A disjunction consists of grouping a potential set of terms in only one rule. With this approach the user can group in a natural way a set of tags giving them a same interpretation.

      
  match (expression) {
     case <Section|Subsection|Subsubsection as tagname [ANY*]> { ... }
  }
     

In this example the rule matches a Section or a Subsection or a Subsubsection . But in order to retrieve the dynamic tag name an aliasing is defined by the variable tagname

Matching sequence

The main difference with conventional tools concerns the sequence itself which is explicit. This let the user to manage this construction. Then extracting information depending on sibling fragment becomes possible and provides expressive layer for information analysis and structural decomposition.

      
    match (expression) {
       case head                    { (1) }
       case head tail               { (2) }
       case head ANY? as tail       { (3) }
       case head ANY+ as tail       { (4) }
       case head (ANY|ANY*) as tail { (5) }
       case head ANY* as tail       { (6) }
       default                      { (7) }
    }
     

The decomposition of such structure is done by a left-to-right manner. This pattern also matches atomic structures unifying tail with the empty term if specified i.e. cases (3), (5) and (6). Finally default case was captured and managed by the default defined by the case (7). Like switch statement if there is no default nothing is done in such case.

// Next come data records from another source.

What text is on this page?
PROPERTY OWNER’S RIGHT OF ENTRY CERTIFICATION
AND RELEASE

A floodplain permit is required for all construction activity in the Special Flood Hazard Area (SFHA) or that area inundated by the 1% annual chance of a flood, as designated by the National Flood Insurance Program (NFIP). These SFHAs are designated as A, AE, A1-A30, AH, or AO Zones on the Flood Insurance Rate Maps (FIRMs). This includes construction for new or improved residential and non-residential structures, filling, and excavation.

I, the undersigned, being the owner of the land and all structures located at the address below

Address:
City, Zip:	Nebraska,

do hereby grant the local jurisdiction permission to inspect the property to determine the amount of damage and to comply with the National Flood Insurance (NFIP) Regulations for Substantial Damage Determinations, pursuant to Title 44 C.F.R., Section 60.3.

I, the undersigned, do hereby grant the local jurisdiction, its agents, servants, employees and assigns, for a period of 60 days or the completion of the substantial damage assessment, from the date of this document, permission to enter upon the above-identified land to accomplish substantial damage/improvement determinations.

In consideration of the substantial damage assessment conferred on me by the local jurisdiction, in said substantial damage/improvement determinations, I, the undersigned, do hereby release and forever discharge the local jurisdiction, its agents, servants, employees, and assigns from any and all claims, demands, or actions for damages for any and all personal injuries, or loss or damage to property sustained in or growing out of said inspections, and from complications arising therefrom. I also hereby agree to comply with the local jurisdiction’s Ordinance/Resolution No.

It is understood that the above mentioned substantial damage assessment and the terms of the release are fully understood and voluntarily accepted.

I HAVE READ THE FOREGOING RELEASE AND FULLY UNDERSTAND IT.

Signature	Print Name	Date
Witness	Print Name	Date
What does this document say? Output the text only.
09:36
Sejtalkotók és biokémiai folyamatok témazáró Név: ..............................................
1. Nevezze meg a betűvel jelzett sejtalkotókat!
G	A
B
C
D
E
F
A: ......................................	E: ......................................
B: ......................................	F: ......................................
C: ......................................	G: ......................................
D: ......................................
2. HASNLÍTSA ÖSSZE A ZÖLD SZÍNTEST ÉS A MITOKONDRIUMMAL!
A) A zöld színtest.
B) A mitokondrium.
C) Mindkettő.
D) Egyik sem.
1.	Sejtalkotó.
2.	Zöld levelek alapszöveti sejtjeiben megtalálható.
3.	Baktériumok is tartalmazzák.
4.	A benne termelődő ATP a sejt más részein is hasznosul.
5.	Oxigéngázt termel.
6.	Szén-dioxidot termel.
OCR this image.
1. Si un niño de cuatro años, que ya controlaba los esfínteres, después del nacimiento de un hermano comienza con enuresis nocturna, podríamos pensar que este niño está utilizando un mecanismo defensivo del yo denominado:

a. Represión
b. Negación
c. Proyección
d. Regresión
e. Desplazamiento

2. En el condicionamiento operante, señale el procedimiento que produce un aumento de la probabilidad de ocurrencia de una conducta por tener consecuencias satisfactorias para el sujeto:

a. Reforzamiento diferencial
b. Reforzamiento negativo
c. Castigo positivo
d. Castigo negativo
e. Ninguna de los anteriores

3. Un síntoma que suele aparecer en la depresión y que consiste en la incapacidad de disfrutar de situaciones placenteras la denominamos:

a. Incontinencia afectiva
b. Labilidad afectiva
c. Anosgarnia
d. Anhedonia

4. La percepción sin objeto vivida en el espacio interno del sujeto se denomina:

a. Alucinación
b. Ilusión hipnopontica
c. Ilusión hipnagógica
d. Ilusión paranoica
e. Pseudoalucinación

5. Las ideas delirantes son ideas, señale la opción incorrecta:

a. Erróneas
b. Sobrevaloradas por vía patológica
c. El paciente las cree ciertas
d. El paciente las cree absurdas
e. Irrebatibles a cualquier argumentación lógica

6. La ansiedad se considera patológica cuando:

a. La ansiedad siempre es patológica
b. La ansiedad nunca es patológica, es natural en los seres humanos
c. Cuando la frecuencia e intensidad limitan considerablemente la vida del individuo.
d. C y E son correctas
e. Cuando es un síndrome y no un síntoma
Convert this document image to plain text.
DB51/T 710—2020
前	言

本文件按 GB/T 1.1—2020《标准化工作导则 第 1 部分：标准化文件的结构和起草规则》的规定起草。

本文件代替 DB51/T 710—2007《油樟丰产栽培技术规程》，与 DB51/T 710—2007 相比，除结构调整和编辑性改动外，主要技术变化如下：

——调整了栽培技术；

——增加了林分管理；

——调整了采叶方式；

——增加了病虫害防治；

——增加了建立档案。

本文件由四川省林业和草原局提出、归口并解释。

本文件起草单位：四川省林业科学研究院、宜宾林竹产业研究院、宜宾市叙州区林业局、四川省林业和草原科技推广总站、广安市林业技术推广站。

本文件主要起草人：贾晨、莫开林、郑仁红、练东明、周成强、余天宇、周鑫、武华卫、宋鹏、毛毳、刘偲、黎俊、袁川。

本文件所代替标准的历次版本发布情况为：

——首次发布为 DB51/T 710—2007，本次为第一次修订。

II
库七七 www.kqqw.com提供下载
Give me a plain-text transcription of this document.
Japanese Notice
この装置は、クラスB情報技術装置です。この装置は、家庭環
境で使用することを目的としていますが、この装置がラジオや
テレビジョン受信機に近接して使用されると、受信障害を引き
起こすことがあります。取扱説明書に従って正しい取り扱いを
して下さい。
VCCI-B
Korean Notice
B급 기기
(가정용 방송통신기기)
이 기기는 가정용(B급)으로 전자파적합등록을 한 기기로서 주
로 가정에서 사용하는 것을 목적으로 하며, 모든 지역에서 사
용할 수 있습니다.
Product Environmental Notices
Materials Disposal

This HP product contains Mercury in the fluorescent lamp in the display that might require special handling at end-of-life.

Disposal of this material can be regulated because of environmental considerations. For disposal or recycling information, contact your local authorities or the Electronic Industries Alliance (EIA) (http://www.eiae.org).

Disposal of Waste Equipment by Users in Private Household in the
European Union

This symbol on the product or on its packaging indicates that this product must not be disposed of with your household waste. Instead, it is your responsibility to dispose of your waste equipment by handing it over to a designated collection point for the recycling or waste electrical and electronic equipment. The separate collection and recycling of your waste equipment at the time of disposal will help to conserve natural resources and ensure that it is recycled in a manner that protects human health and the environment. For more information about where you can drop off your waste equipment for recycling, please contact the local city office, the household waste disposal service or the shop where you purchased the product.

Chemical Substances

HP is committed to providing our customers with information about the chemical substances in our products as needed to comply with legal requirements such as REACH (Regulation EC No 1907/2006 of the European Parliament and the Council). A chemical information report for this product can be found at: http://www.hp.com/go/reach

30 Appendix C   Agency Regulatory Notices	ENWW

Matching sequence using regularity is introduced - like in XDuce - allowing a full management of decomposition. Thus the following code

      
    match (expression) {
       case ANY* as pre <table[ANY*]> ANY* as post { ... }
    }
     
matches sequences containing at least on table tag.

Conclusion and Perspectives

Such approach gives an homogeneous way to directly manipulate XML inside programming languages like Java. The matching introduces the capability of information extraction based on pattern while embedded XML introduces proper construction.